Me pareció un precio muy razonable por verla. Había
previsto un mayor desembolso aquella noche y llevaba conmigo varios billetes de
cincuenta euros.
Y ya que tenía tanto dinero encima, después iría a celebrarlo
a los bares de confianza.
A pesar de mi manifiesta alegría, el portero no cambió de
gesto y simplemente cogió el dinero y se limitó a correr la cortina.
El interior no me sorprendió demasiado. Era un local
bastante cutre, con los techos bajos, las paredes oscuras y una decoración más
bien escasita: algún póster de películas de los 80, un neón desgastado y
grasiento y las típicas letras en vinilo que recitaban frases de algún
latinoamericano. En el fondo, unos cuantos jugaban al billar americano. La
barra estaba entrando a la derecha. Detrás de ella, una camarera con tetas
colgantes y demasiado lápiz de labios servía un par de cubatas.
- What’s
your poison?
Me preguntó en inglés. Claro, en un lugar tan límbico sólo
se podía hablar en inglés.
Más que límbico, hipotético.
- Un Bacardi con cola, por favor –dije educadamente en
castellano.
Ella me entendió perfectamente, porque sin titubear
comenzó a arrastrar unos hielos a un vaso de tubo.

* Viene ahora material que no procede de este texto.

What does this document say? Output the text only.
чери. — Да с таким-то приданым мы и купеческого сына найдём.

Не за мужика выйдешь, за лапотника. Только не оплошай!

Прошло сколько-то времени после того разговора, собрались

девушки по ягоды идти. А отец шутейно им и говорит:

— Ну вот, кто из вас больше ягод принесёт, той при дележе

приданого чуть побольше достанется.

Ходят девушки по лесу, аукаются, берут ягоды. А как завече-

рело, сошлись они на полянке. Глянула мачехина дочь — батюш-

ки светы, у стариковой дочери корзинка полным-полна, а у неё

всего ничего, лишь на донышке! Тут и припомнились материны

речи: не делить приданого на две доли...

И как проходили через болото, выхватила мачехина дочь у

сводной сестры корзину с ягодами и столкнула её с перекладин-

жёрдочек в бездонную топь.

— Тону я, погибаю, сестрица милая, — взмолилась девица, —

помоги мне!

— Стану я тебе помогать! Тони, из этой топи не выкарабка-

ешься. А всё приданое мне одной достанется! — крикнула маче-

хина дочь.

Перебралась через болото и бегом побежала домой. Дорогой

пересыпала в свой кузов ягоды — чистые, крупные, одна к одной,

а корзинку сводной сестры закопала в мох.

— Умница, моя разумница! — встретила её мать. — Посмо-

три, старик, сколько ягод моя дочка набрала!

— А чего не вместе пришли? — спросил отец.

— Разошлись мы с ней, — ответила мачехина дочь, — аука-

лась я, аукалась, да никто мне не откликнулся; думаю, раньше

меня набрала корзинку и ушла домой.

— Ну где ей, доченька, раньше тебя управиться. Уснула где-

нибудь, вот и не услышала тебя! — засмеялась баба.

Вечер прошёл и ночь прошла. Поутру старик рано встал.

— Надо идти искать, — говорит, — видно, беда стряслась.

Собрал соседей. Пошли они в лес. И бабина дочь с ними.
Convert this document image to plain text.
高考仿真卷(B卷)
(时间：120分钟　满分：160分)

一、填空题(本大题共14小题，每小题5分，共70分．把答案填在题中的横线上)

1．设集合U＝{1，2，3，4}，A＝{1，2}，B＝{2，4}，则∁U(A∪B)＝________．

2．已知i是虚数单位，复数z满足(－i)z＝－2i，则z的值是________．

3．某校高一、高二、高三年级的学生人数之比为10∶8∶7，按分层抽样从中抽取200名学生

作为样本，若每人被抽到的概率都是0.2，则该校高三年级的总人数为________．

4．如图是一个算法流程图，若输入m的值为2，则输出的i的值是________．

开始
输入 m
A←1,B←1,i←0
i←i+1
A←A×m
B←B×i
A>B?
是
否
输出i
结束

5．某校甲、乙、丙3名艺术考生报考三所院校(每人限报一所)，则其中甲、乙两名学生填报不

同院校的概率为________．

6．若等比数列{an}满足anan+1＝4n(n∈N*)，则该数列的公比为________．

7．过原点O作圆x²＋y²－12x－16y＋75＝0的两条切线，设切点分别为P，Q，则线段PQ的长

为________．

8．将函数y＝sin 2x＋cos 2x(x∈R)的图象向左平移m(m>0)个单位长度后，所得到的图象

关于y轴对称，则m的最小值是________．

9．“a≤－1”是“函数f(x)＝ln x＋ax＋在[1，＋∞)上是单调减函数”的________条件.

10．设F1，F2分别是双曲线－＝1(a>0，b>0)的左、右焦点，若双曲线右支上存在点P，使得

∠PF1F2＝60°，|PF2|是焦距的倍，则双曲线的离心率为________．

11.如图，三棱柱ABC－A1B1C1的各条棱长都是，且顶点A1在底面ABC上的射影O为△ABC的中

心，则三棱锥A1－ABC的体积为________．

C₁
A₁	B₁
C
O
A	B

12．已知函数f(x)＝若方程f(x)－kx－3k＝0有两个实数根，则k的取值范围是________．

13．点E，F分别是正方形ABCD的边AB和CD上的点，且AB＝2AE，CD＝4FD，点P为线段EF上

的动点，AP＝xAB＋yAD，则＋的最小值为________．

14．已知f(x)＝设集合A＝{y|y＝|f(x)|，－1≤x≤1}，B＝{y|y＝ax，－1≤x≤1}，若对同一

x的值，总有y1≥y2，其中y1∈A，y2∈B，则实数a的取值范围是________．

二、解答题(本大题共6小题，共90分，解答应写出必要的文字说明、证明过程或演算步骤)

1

- ¿Eres tú? – le pregunté.
No contestó, sino que sólo sonrió y fue a por la botella
de ron.
Sí, sin duda era ella, y, sinceramente, me quedé bastante
frío. Tenía muy idealizada esa hora perdida entre las dos y las tres de la
madrugada y descubrir que era una simple camarera –y encima inglesa y bastante
fea – fue como el preludio de un bostezo.
- ¿Qué esperabas?
– me pregunté en voz alta.
Y sin más, adelanté mi reloj, y donde eran las dos fueron
las tres y me quedé con las ganas de reclamar mis 35 euros.